— This interview has been edited for length and clarity from a 2018 conversation.
Because nature is not my material. The city is my material. I live in Shinjuku. I see plastic banners, acoustic ceiling tiles, the mesh of a construction fence. Synthetic fibers are the skin of modern life.
In the world of Japanese textile art, fabric is rarely just fabric. For (1977–2019), it was architecture, cartography, and memory rolled into one. Before her untimely passing, Tachikawa was a rising star in the intersection of industrial design and fine art, known for turning woven structures into three-dimensional landscapes. rie tachikawa interview
(Pauses) Yes. In "Unwoven," I stopped pulling the threads tight. I let them hang. I created pieces that were literally falling apart—edges fraying, wefts gaping. My students asked, "Isn't that just damage?" I said, "No. That is honesty."

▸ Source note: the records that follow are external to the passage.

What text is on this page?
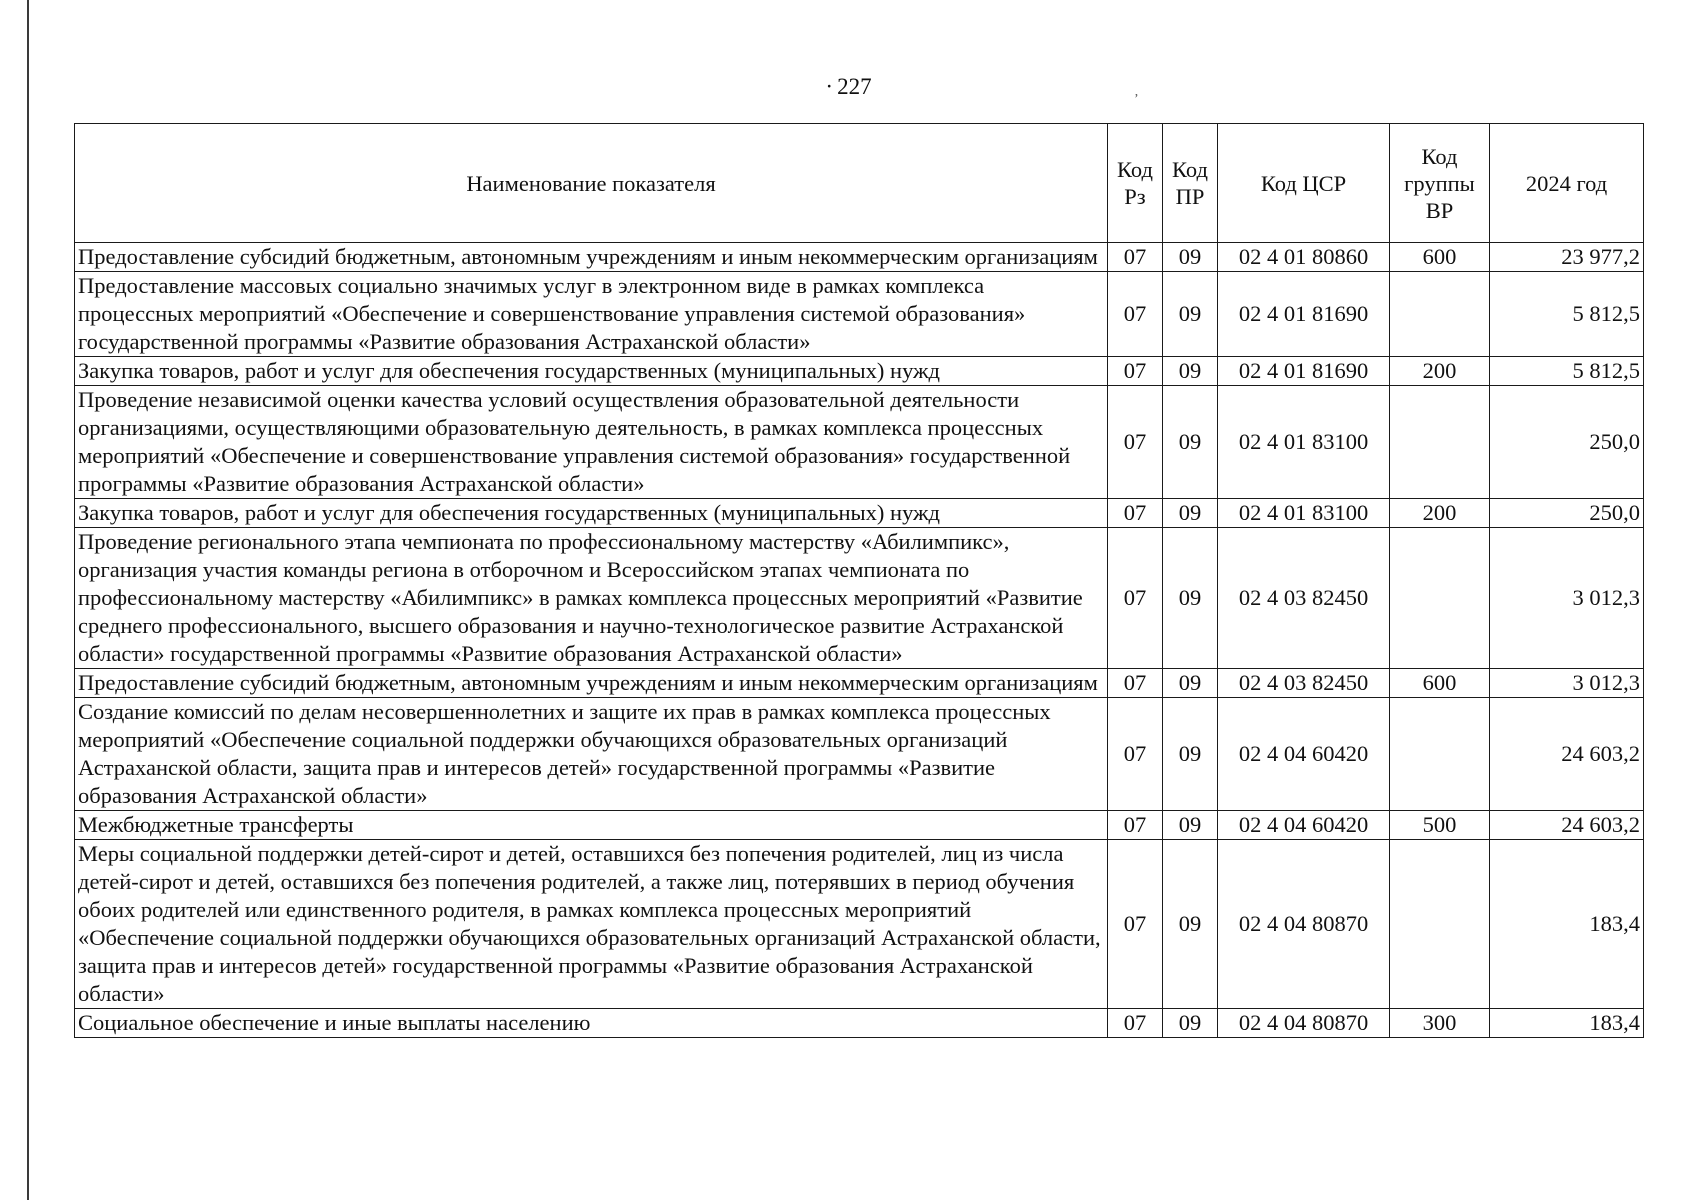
· 227
ʼ
Наименование показателя	Код Рз	Код ПР	Код ЦСР	Код группы ВР	2024 год
Предоставление субсидий бюджетным, автономным учреждениям и иным некоммерческим организациям	07	09	02 4 01 80860	600	23 977,2
Предоставление массовых социально значимых услуг в электронном виде в рамках комплекса процессных мероприятий «Обеспечение и совершенствование управления системой образования» государственной программы «Развитие образования Астраханской области»	07	09	02 4 01 81690		5 812,5
Закупка товаров, работ и услуг для обеспечения государственных (муниципальных) нужд	07	09	02 4 01 81690	200	5 812,5
Проведение независимой оценки качества условий осуществления образовательной деятельности организациями, осуществляющими образовательную деятельность, в рамках комплекса процессных мероприятий «Обеспечение и совершенствование управления системой образования» государственной программы «Развитие образования Астраханской области»	07	09	02 4 01 83100		250,0
Закупка товаров, работ и услуг для обеспечения государственных (муниципальных) нужд	07	09	02 4 01 83100	200	250,0
Проведение регионального этапа чемпионата по профессиональному мастерству «Абилимпикс», организация участия команды региона в отборочном и Всероссийском этапах чемпионата по профессиональному мастерству «Абилимпикс» в рамках комплекса процессных мероприятий «Развитие среднего профессионального, высшего образования и научно-технологическое развитие Астраханской области» государственной программы «Развитие образования Астраханской области»	07	09	02 4 03 82450		3 012,3
Предоставление субсидий бюджетным, автономным учреждениям и иным некоммерческим организациям	07	09	02 4 03 82450	600	3 012,3
Создание комиссий по делам несовершеннолетних и защите их прав в рамках комплекса процессных мероприятий «Обеспечение социальной поддержки обучающихся образовательных организаций Астраханской области, защита прав и интересов детей» государственной программы «Развитие образования Астраханской области»	07	09	02 4 04 60420		24 603,2
Межбюджетные трансферты	07	09	02 4 04 60420	500	24 603,2
Меры социальной поддержки детей-сирот и детей, оставшихся без попечения родителей, лиц из числа детей-сирот и детей, оставшихся без попечения родителей, а также лиц, потерявших в период обучения обоих родителей или единственного родителя, в рамках комплекса процессных мероприятий «Обеспечение социальной поддержки обучающихся образовательных организаций Астраханской области, защита прав и интересов детей» государственной программы «Развитие образования Астраханской области»	07	09	02 4 04 80870		183,4
Социальное обеспечение и иные выплаты населению	07	09	02 4 04 80870	300	183,4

In this previously unpublished interview from 2018, we sat down with Tachikawa in her Atelier in Setagaya, Tokyo, to discuss how she un-wove the rules of contemporary craft. — This interview has been edited for length
Most beginners think weaving is about repetition. It is not. It is about decision . Every time the shuttle passes, you are saying "yes" to one texture and "no" to a thousand others. I wanted them to feel the loneliness of that decision.
The "violence" you see is the tension between the soft and the rigid. The felt wants to lay flat; the copper wants to spring back. That struggle is the art. In the end, the pieces looked like topographical maps of an earthquake. I think that is the truest map of Tokyo: a city always trying to hold itself together while the ground moves. I live in Shinjuku
Also, natural fibers lie. They pretend to be warm and organic. But polyester? Polyester is honest. It says, "I am petroleum. I will last 500 years in a landfill. Deal with me." I want my work to make people uncomfortable about their environment, not comforted by it.